Moje prace

Moje prace

czwartek, 19 kwietnia 2018

Postanowiłam,


że co jakiś czas pokażę czym się aktualnie zajmuję. Na moje oko 99 % z Was i tak  nie będzie miała okazji zobaczyć moich prac na żywo na wystawie, a ten 1 % , który na bloga zagląda, niekoniecznie będzie miał ochotę skorzystać z możliwości obejrzenia " na żywo ". A może akurat te małe blogowe zajawki podsycą ciekawość i jednak zachęcą do zajrzenia ?

Tak oto dzisiaj przedstawiam Wam swoich rówieśników. Dokładnie to są ode mnie młodsi o rok. Cóż, nie dla wszystkich czas był taki łaskawy, lecz oni są nadal piękni i młodzi. Chyba nie muszę przedstawiać, zresztą przeprowadziłam mały test na rodzinie i bezbłędnie wykrzyknęli prawie chórem ...






Bolek i Lolek !
Najpierw zaczęłam robić Bolka, ale w pewnym newralgicznym punkcie,  postanowiłam wypróbować na Lolku, bo jakby co, to miał ten punkt zakryty porciętami :)
I tak poszło, że najpierw powstał Lolek, a dopiero dokończył się Bolek.  Postać robiona w całości od stóp, do głów. Kończyny od razu wrabiane a nie doszywane, bez drutów w środku, dlatego wyglądają, jak by im ktoś arbuzy spod pach podprowadził :)  Spokojnie można ich ułożyć według własnego uznania, a dodatkowo są bezpieczni jako zabawki dla małych dzieci.
Jeszcze kilka zdjęć, gdyby ktoś chciał podejrzeć dokładniej to i owo :)










































Ogólnie jestem prawie zadowolona.
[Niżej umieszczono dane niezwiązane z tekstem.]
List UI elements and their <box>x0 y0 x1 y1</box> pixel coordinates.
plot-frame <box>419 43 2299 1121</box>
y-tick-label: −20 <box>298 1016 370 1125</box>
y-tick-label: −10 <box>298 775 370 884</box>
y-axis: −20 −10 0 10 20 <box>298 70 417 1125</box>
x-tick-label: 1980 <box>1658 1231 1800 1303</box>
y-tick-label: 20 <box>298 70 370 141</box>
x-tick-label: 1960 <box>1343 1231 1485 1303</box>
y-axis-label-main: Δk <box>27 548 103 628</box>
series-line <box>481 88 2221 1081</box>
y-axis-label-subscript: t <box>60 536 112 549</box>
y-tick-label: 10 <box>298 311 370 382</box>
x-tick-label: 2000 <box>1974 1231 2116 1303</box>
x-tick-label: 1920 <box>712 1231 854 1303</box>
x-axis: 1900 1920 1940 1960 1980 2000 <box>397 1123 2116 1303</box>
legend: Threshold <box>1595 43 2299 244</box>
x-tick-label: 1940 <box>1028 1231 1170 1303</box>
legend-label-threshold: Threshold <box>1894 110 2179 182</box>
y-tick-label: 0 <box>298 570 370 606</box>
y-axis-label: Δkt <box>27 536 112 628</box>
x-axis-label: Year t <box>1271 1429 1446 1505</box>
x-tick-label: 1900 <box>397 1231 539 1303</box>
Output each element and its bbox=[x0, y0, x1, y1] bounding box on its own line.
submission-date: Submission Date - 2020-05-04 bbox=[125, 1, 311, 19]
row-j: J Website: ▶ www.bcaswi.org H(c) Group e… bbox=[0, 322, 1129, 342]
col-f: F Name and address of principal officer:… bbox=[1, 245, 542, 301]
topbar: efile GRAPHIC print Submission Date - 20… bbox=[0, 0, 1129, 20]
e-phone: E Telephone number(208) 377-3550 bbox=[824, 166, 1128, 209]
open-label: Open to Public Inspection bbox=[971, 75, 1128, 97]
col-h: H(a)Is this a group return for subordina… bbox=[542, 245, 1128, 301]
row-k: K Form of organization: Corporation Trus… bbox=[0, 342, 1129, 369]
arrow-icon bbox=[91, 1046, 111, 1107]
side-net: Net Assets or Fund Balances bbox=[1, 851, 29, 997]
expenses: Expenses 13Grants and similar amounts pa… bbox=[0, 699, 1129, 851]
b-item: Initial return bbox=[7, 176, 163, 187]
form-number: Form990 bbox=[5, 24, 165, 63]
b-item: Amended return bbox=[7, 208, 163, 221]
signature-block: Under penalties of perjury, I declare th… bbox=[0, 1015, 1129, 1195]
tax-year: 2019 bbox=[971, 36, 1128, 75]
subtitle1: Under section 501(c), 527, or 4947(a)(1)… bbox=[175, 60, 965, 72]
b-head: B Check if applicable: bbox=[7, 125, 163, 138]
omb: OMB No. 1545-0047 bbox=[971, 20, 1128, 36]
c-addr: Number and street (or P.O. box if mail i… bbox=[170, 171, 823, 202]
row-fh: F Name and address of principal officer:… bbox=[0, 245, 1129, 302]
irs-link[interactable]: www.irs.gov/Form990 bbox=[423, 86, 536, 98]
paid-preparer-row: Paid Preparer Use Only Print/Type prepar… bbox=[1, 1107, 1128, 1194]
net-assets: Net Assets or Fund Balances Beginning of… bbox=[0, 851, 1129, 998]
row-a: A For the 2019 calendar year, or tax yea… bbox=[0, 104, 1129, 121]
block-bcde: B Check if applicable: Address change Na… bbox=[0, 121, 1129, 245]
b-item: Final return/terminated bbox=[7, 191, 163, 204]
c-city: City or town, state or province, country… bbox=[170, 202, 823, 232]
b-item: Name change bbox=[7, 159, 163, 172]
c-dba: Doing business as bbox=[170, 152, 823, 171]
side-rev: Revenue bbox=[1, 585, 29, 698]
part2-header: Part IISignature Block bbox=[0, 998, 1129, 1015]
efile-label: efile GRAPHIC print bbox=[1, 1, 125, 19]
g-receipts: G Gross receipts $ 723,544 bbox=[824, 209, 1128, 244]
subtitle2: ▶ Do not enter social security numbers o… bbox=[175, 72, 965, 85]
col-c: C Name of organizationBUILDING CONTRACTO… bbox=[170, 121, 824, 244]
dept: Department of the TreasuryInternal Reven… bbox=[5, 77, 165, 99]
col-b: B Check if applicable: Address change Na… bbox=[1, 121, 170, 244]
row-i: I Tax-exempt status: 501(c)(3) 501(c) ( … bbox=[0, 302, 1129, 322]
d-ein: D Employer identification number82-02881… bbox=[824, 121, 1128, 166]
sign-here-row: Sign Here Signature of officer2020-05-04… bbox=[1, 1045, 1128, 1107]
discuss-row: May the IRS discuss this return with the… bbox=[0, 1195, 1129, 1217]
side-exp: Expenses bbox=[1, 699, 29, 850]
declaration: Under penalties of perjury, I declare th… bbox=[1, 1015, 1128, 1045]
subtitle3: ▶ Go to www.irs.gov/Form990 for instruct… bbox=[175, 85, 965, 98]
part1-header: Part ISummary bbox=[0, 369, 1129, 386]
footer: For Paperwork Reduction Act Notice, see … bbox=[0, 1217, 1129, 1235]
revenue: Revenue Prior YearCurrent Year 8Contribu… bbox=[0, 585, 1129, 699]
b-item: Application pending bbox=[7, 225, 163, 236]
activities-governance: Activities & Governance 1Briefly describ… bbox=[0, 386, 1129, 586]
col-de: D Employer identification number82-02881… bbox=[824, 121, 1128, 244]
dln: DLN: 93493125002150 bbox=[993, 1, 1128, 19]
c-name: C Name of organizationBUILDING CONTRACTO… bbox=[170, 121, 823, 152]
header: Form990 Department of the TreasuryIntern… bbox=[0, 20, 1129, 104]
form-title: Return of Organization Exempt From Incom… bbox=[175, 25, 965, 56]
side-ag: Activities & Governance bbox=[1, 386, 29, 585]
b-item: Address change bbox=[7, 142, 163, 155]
Co bym zmieniła, to zachowam dla siebie ;)
No dobra, w Bolku bym pomajstrowała nieco inaczej dwa detale, ale jest jak jest i tak już pozostanie :)

Pozdrawiam cieplutko i dla dobrego nastroju wrzucam kilka kwiatków z mojego ogrodu. Te nieśmiałe na końcu szeptają " nie zapomnij o mnie "   :)











niedziela, 15 kwietnia 2018

Po raz trzeci.


Zaszalałam, zapisałam się na tę zabawę i szczerze powiem kompletnie zapomniałam. Nie że trwało tak długo, to moja pamięć czasami jest taka krótka ... W tym tygodniu dotarła do mnie przesyłka, przecudnej urody i trafiona w 10, jej autorka to JOLA





Koralikowa serwetka z motywem ślicznych tulipanków,






do tego delikatny komplet biżuterii w postaci bransoletki i kolczyków,






oraz naszyjnik, który na żywym obiekcie prezentuje się mega " na bogato ".






Coś z tego będzie w sam raz na krojącą się rodzinną imprezę :)
Dziękuję Jolu jeszcze raz za tak dobrze przemyślane i piękne prezenty :)
A teraz w myśl zasad zabawy,  po raz kolejny zapraszam dwie chętne osoby, które proszę o wyrażenie chęci udziały w komentarzu pod tym postem i przesłanie adresu na maila, data otrzymania prezentu będzie niespodzianką.

Jeszcze zaległe podziękowania za świąteczne życzenia dla Ani i Madzi.
Jesteście Kochane, że o mnie pamiętacie.





Zaopuściłam się strasznie, blog leży odłogiem, obserwatorów ubywa i już mnie nawet nikt do pionu nie stawia, poza moim lekarzem, a i to z marnym skutkiem. Postaram się  to co nieco naprawić, pozaglądać do Was, bo aż wstyd normalnie :(
Pozdrawiam Wszystkich gorąco i smacznego niedzielnego obiadku życzę :)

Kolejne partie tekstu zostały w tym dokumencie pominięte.